After considerable investigation, Bowen et al. determined that an organosilicone surfactant, Silwet L-720, was the culprit interfering with several immunoassays for thyrosine, cortisol, progesterone, thyroid-binding gobulin, and triiodothyronine (21-22). After contact with collection tubes containing this compound, results for these analytes determined using specific immunoassays were increased by as much as 11-36%. The surfactant was found to desorb antibodies from the solid phase beads used in the immunoassays leading to a reduction in the chemiluminescent signal generated and falsely increasing the apparent hormone concentration. Although the tests involved were hormonal, TDM or toxicology analyses could just have easily been involved.

Other tubes or devices, for example, microfuge tubes and filtration devices, used in the analyses should also be considered. Yen and Hsu (23) determined that contaminants from polypropylene microcentrifuge tubes yielded extraneous peaks in an HPLC electrochemical detection-based method for the measurement of antioxidants. In this case, none of the peaks interfered with the analyses as the measurements were made at multiple potentials, but as the authors cautioned, had a single potential been used for detection, interference would have been much more likely. As with several of the studies we have discussed, the extraneous peaks were not consistent across all brands tested and emphasize the lessons above that what may be perceived to be inconsequential changes to materials or methodologies may indeed be monumental.

That we continue to experience such interferences suggests that we need to continue to be diligent to detect such problems. Not only should the problems be reported to the manufacturers involved but should also be reported to the Food and Drug Administration (FDA) by accessing the MedWatch system through their Web site (www.fda.gov).

In the early days of cyclosporine measurements, small clots were found to result from the use of heparin salts and to reduce extraction efficiency. For this reason, EDTA-anticoagulated whole blood has been the sample of choice for cyclosporine and subsequent immunosuppressives found to also partition into the erythrocytes. One characteristic of cyclosporine that was not recognized for some time was its ability to adsorb to some types of plastics (25-27). I first encountered this problem when trying to automate the tedious pipetting associated with the early cyclosporine radioim-munoassays. Unfortunately, this characteristic is still not appreciated by many. Any plastic that comes into contact with these drugs should be tested before use in collection, storage, or analysis. An example of the type of study that should be conducted is seen in that reported by Faynor and Robinson (28) in which they determined that cyclosporine did not significantly adsorb to the Vacutainer PLUS evacuated tubes (Becton Dickinson Vacutainer Systems) over a 7-day period.

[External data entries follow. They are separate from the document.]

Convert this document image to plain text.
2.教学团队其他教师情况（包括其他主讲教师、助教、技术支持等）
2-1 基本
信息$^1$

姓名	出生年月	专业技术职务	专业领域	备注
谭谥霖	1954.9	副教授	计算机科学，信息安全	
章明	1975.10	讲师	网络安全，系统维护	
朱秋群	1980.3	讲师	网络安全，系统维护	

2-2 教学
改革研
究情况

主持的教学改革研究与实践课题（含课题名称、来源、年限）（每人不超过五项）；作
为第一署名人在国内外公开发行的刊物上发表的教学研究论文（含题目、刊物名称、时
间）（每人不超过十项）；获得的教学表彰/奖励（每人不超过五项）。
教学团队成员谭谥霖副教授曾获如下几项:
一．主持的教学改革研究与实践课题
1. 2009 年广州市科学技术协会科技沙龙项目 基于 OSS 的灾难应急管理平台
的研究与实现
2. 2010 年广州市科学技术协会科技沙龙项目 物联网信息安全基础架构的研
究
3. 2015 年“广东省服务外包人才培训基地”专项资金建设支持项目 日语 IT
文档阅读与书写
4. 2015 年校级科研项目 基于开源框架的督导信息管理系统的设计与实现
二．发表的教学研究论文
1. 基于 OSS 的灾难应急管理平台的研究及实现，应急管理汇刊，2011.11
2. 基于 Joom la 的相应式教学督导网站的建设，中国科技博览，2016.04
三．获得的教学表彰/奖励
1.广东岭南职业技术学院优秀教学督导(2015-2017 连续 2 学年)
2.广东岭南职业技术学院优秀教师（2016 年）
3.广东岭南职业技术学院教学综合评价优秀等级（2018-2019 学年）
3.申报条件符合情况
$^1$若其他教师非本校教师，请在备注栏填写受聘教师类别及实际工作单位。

It may seem to be a fairly obvious statement, but lithium heparin should not be used to collect samples for lithium determinations. One practice to decrease the sample preparation time has been to adopt the use of plasma as a specimen for routine chemistry analyses. EDTA-anticoagulated blood is of course unsuitable, but lithium heparin is a popular specimen and avoids issues with sodium or potassium measurements. Which heparin salt is present within a green-top tube cannot be easily determined simply by looking at the color of the stopper. One must be able to read the contents on the label, and this may be difficult to do if the label is covered with the patient identification label. More than one laboratory has spent time investigating unexpected, elevated lithium concentrations for patients who had no evidence of toxicity only to find a lithium heparin tube had been inadvertently used for collection.